I love chicken enchiladas and have tried several different recipes that are very similar and they have all been good. Some of my friends have been raving about this particular recipe for a while now and so I finally decided to give it a try for a family dinner and it was a big success! The honey and lime marinade for the chicken adds fantastic flavor and a fun little twist on a time tested classic dish!
Honey Lime Chicken Enchiladas
1/4 cup honey
1/4 cup lime juice
2 tsp. to 1 Tbsp. chili powder, to taste (I used 2 tsp and it still had a pretty good kick to it so be careful not to make the mixture too spicy!)

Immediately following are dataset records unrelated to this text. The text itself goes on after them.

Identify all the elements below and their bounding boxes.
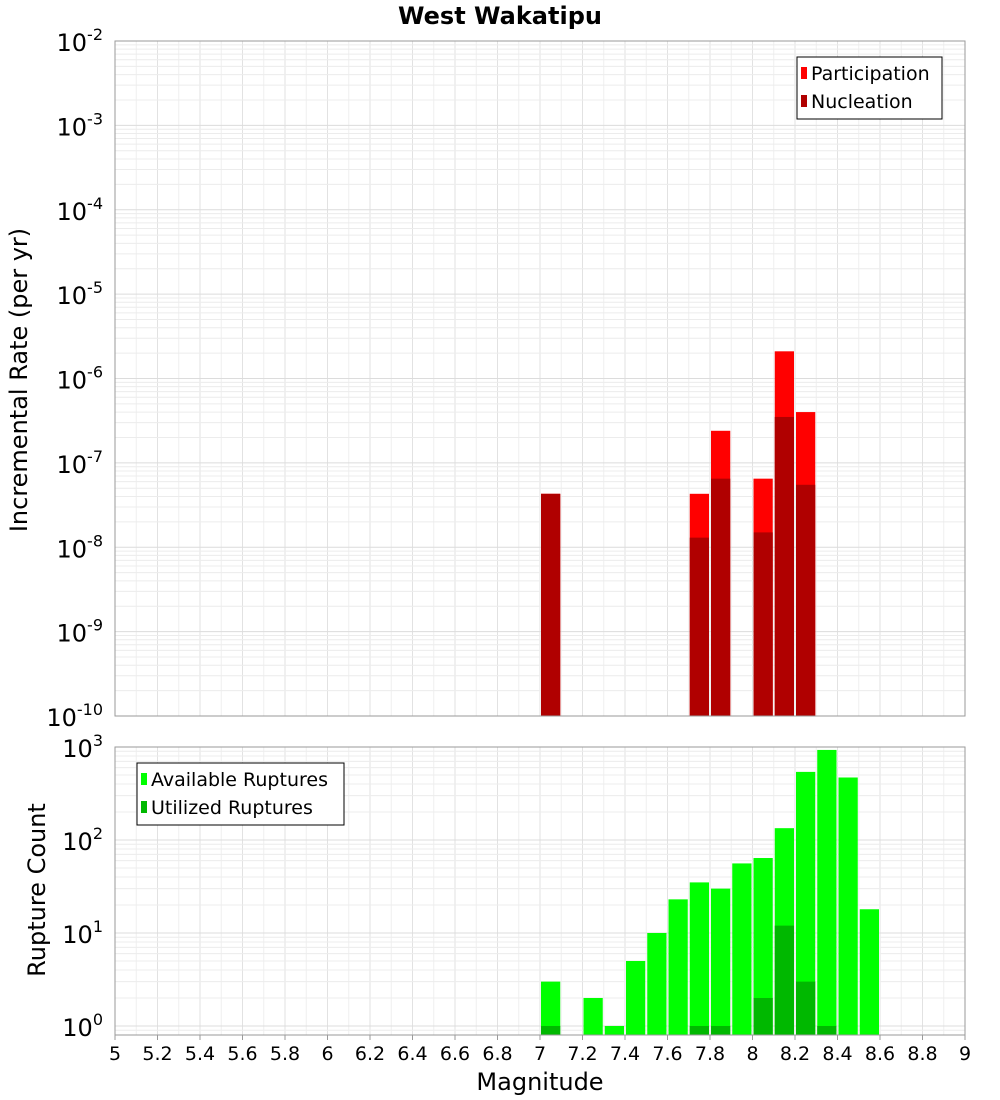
y-tick-label: 100 bbox=[62, 1010, 103, 1042]
overlay-bar-nucleation bbox=[796, 484, 816, 716]
bar-available-ruptures bbox=[626, 960, 646, 1035]
x-tick-label: 6 bbox=[321, 1043, 333, 1065]
overlay-bar-utilized-ruptures bbox=[774, 925, 794, 1035]
x-tick-label: 5.6 bbox=[227, 1043, 257, 1065]
overlay-bar-utilized-ruptures bbox=[689, 1025, 709, 1035]
bar-available-ruptures bbox=[541, 981, 561, 1035]
overlay-bar-nucleation bbox=[711, 478, 731, 716]
legend-label: Available Ruptures bbox=[151, 769, 328, 791]
x-tick-label: 6.6 bbox=[440, 1043, 470, 1065]
y-tick-label: 10-4 bbox=[57, 194, 104, 226]
bar-available-ruptures bbox=[796, 771, 816, 1035]
y-tick-label: 103 bbox=[62, 731, 103, 763]
x-tick-label: 7.2 bbox=[567, 1043, 597, 1065]
x-tick-label: 6.2 bbox=[355, 1043, 385, 1065]
incremental-rate-axis-title: Incremental Rate (per yr) bbox=[5, 228, 33, 532]
overlay-bar-nucleation bbox=[753, 532, 773, 716]
y-tick-label: 10-3 bbox=[57, 109, 104, 141]
x-tick-label: 8.4 bbox=[822, 1043, 852, 1065]
legend-label: Participation bbox=[811, 63, 930, 85]
x-tick-label: 7.8 bbox=[695, 1043, 725, 1065]
bar-available-ruptures bbox=[583, 997, 603, 1035]
bar-available-ruptures bbox=[668, 899, 688, 1035]
chart-title: West Wakatipu bbox=[398, 2, 602, 30]
x-tick-label: 6.4 bbox=[397, 1043, 427, 1065]
plot-frame bbox=[114, 40, 966, 717]
legend-label: Nucleation bbox=[811, 91, 913, 113]
overlay-bar-utilized-ruptures bbox=[796, 981, 816, 1035]
legend-swatch bbox=[141, 773, 147, 785]
y-tick-label: 10-10 bbox=[46, 700, 103, 732]
bar-available-ruptures bbox=[647, 932, 667, 1035]
x-tick-label: 9 bbox=[959, 1043, 971, 1065]
x-tick-label: 5 bbox=[109, 1043, 121, 1065]
legend: Available Ruptures Utilized Ruptures bbox=[136, 762, 345, 826]
y-tick-label: 10-7 bbox=[57, 447, 104, 479]
bar-available-ruptures bbox=[817, 749, 837, 1035]
x-tick-label: 8.6 bbox=[865, 1043, 895, 1065]
bar-available-ruptures bbox=[859, 909, 879, 1035]
incremental-rate-panel: 10-10 10-9 10-8 10-7 10-6 10-5 10-4 10-3 10-2 Par… bbox=[46, 25, 966, 732]
legend-swatch bbox=[141, 801, 147, 813]
x-tick-label: 6.8 bbox=[482, 1043, 512, 1065]
overlay-bar-nucleation bbox=[541, 493, 561, 716]
overlay-bar-nucleation bbox=[689, 537, 709, 716]
x-tick-label: 7.6 bbox=[652, 1043, 682, 1065]
bar-available-ruptures bbox=[753, 858, 773, 1035]
rupture-count-axis-title: Rupture Count bbox=[23, 803, 51, 977]
bar-available-ruptures bbox=[711, 888, 731, 1035]
x-tick-label: 7.4 bbox=[610, 1043, 640, 1065]
y-tick-label: 101 bbox=[62, 917, 103, 949]
bar-available-ruptures bbox=[604, 1025, 624, 1035]
x-tick-label: 7 bbox=[534, 1043, 546, 1065]
overlay-bar-utilized-ruptures bbox=[711, 1025, 731, 1035]
legend-label: Utilized Ruptures bbox=[151, 797, 313, 819]
legend-box bbox=[136, 762, 345, 826]
legend-swatch bbox=[801, 95, 807, 107]
bar-available-ruptures bbox=[689, 882, 709, 1035]
legend-box bbox=[796, 56, 943, 120]
y-tick-label: 102 bbox=[62, 824, 103, 856]
y-tick-label: 10-9 bbox=[57, 616, 104, 648]
overlay-bar-utilized-ruptures bbox=[541, 1025, 561, 1035]
x-tick-label: 8.2 bbox=[780, 1043, 810, 1065]
x-tick-label: 5.8 bbox=[270, 1043, 300, 1065]
y-tick-label: 10-2 bbox=[57, 25, 104, 57]
x-tick-label: 5.2 bbox=[142, 1043, 172, 1065]
y-tick-label: 10-6 bbox=[57, 363, 104, 395]
y-tick-label: 10-5 bbox=[57, 278, 104, 310]
legend-swatch bbox=[801, 67, 807, 79]
overlay-bar-utilized-ruptures bbox=[753, 997, 773, 1035]
legend: Participation Nucleation bbox=[796, 56, 943, 120]
y-tick-label: 10-8 bbox=[57, 531, 104, 563]
x-tick-label: 5.4 bbox=[185, 1043, 215, 1065]
x-tick-label: 8 bbox=[746, 1043, 758, 1065]
overlay-bar-utilized-ruptures bbox=[817, 1025, 837, 1035]
x-tick-label: 8.8 bbox=[907, 1043, 937, 1065]
overlay-bar-nucleation bbox=[774, 416, 794, 716]
bar-available-ruptures bbox=[732, 863, 752, 1035]
magnitude-axis-title: Magnitude bbox=[476, 1068, 603, 1096]
bar-available-ruptures bbox=[838, 777, 858, 1035]
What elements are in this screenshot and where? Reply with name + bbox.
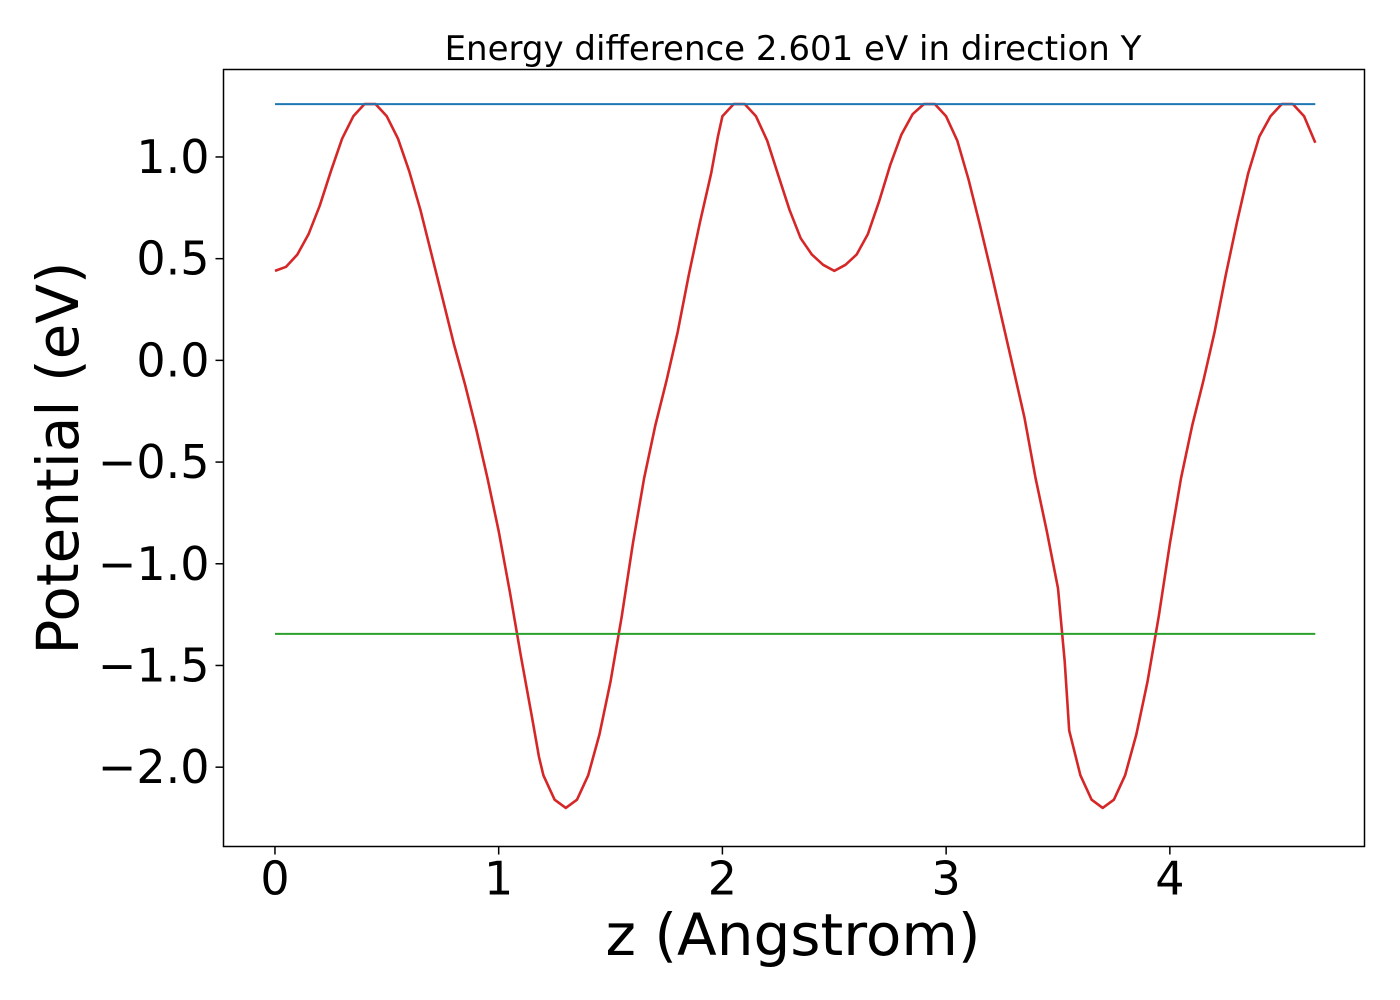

2 large garlic cloves, finely minced
2 large chicken breasts, cooked and shredded
8 flour tortillas
3 cups Mexican cheese blend, shredded
2 – 10 oz cans green enchilada sauce
1/2 cup heavy cream
1/4 cup milk
Place chicken in a bowl. In a small bowl, whisk together honey, lime juice, chili powder and garlic. Pour over chicken and toss to combine. Marinate in fridge for 30 minutes to an hour. Preheat oven to 375. Slightly heat up tortillas in the microwave to make them more flexible. Spray 9X13 pan with cooking spray. In another bowl, combine enchilada sauce, cream and milk. Spread about 3/4 cup of the mixture in the bottom of the 9X13 to prevent tortillas from sticking. Fill each tortilla with cheese and chicken and then roll up and place in pan, seam-side down. Top with remaining sauce and sprinkle with remaining cheese. Bake for 30-35 minutes or until bubbly and lightly golden brown.